Een andere belangrijke verdienste is dat Jit in 1987 samen met de Nederlandse indoloog Theo Damsteegt een leerboek over het Sarnámi heeft geschreven getiteld ‘Ká hál”.
Hij ontpopte zich met zijn eerste dichtbundel Dál Bhát Chutney (gele pesi met rijst en chutney) als de belangrijkste dichter in het Sarnámi. Ook is hij de auteur en stuwende kracht geweest achter het blad Sarnámi (verschenen in Nederland van 1982 tot 1986).
In één van zijn eerste gedichten Arui (Chinese tayer) plaatst hij dit gewas dat in Suriname geteeld wordt, in contrast met de alu (aardappel).
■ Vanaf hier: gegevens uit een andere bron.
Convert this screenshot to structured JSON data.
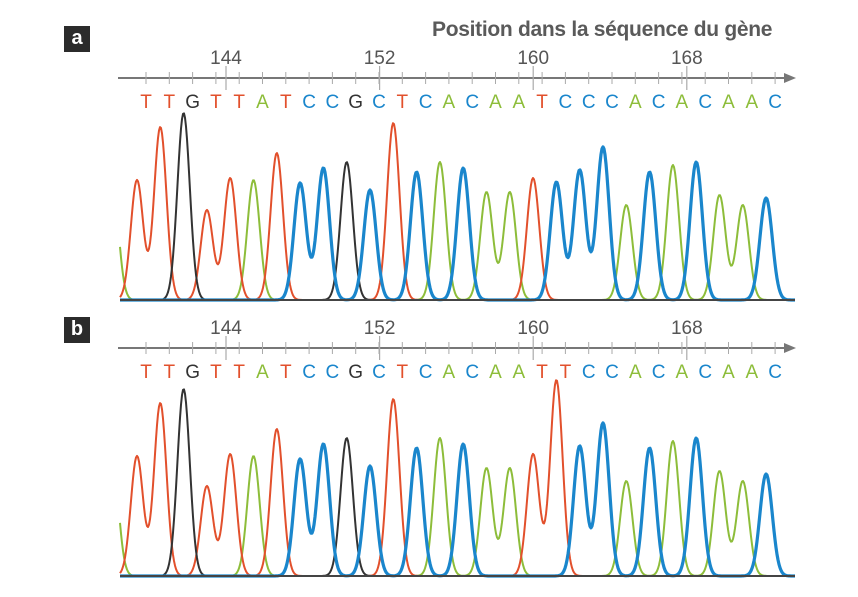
{
  "title": "Position dans la séquence du gène",
  "colors": {
    "T": "#e2502c",
    "G": "#333333",
    "A": "#8dbd3a",
    "C": "#1a86cc",
    "axis": "#777777"
  },
  "chart_data": {
    "type": "chromatogram",
    "axis_ticks": [
      144,
      152,
      160,
      168
    ],
    "panels": [
      {
        "label": "a",
        "sequence": "TTGTTATCCGCTCACAATCCCACACAAC",
        "leading_peak": {
          "base": "A",
          "intensity": 122
        },
        "intensities": [
          120,
          173,
          187,
          90,
          122,
          120,
          147,
          117,
          132,
          138,
          110,
          177,
          128,
          138,
          132,
          108,
          108,
          122,
          118,
          130,
          153,
          95,
          128,
          135,
          138,
          105,
          95,
          102
        ]
      },
      {
        "label": "b",
        "sequence": "TTGTTATTCGCTCACAATTCCACACAAC",
        "leading_peak": {
          "base": "A",
          "intensity": 122
        },
        "intensities": [
          120,
          173,
          187,
          90,
          122,
          120,
          147,
          117,
          132,
          138,
          110,
          177,
          128,
          138,
          132,
          108,
          108,
          122,
          196,
          130,
          153,
          95,
          128,
          135,
          138,
          105,
          95,
          102
        ]
      }
    ]
  }
}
Michiel van Kempen (Een geschiedenis van de Surinaamse literatuur) merkt op dat Jit hiermee symbolisch aangeeft dat het geïmporteerde gewas (Hindi) in het land van de consumptie hoger gewaardeerd wordt dan het inheemse (Sarnámi). En het is juist op dit punt dat hij met succes strijd geleverd heeft teneinde het Sarnámi de plaats te geven die het verdient.

In 1991 is hij definitief teruggekeerd naar Suriname, waarbij hij zich gevestigd heeft als huisarts in een semi-ruraal gebied, waar hij tevens parttime agrarische activiteiten verrichte. Dit geheel in overeenstemming met zijn liefde voor de planten die hij in zijn gedichten altijd een eervolle plaats wist te geven. Hij stelde zijn werkzaamheden als arts op gelijke hoogte met zijn activiteiten als landbouwer. Bij het opgeven van zijn beroep noemde hij zich steevast: arts/landbouwer. Opgemerkt mag worden dat hij bij beide activiteiten goed geboerd heeft.

Een bijzondere vermelding verdient het feit dat Jit nimmer de Surinaamse nationaliteit heeft prijsgegeven, terwijl hij tijdens zijn lang verblijf in Nederland daartoe alle gelegenheid had. Zijn eeuwige verbondenheid met het moederland wordt hierdoor op onmiskenbare wijze tot uitdrukking gebracht.

Jit heeft verschillende dichtbundels uitgebracht in het Sarnámi met hertalingen in het Nederlands. Alleen zijn bundel ‘Tussen de woorden is het stil’ is in het Nederlands geschreven.
De vertalingen in het Engels door D. France Olivieira hebben er echter voor gezorgd dat Jit internationale bekendheid heeft verkregen en tevens dat het Sarnámi wereldwijd op de kaart werd gebracht.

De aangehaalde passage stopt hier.